Sedangkan detoksifikasi adalah upaya membersihkan, menetralisir, atau mengeluarkan toksin atau racun dari dalam tubuh. 

“Makanya tanpa racun dan antibodi (tanpa vaksin) tidak bisa dinetralkan. Bukan dinetralisir ya, tapi kalau ada virus, ada sesuatu dari luar, atau ada patogen yang masuk, maka akan dinetralkan.” Oleh karena itu, ada kata ‘detoksifikasi’. ‘ Tidak ada pada vaksin,” jelas Prof Hinky, seperti dijelaskan Kementerian Kesehatan, Sabtu (8/6/2024).

Klaim populer lainnya adalah mandi dengan soda kue, garam Epsom atau garam Epsom, dan boraks dapat menghilangkan vaksin. 

Selain itu, cuci darah berulang kali juga disebut-sebut bisa menjadi cara untuk menghilangkan vaksin.

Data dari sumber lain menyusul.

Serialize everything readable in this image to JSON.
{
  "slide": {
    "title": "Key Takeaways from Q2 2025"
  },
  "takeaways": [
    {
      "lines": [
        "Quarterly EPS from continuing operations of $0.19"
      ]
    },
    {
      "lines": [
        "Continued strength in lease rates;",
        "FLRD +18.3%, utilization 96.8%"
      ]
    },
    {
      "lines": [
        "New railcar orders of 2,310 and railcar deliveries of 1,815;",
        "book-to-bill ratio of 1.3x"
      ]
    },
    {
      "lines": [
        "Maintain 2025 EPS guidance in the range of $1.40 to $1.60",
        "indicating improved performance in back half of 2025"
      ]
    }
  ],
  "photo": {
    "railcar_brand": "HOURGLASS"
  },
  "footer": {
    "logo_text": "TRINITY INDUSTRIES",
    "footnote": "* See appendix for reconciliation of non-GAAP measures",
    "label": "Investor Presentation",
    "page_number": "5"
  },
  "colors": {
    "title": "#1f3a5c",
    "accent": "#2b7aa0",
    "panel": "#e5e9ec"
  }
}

“Soda kue menetralkan asam, tapi boraks (deterjen) bisa menyebabkan kanker dan bisa menyebabkan kanker. “Bukannya menyelesaikan masalah, malah menambah masalah kesehatan,” ujarnya.

Dia mengatakan dialisis menetralkan racun, tetapi vaksin yang disuntikkan akan menghasilkan antibodi, bukan racun. 

Dialisis tidak menghilangkan antibodi, tetapi menghilangkan racun. Kalau tidak ada racun ya tidak akan keluar, karena baik untuk tubuh.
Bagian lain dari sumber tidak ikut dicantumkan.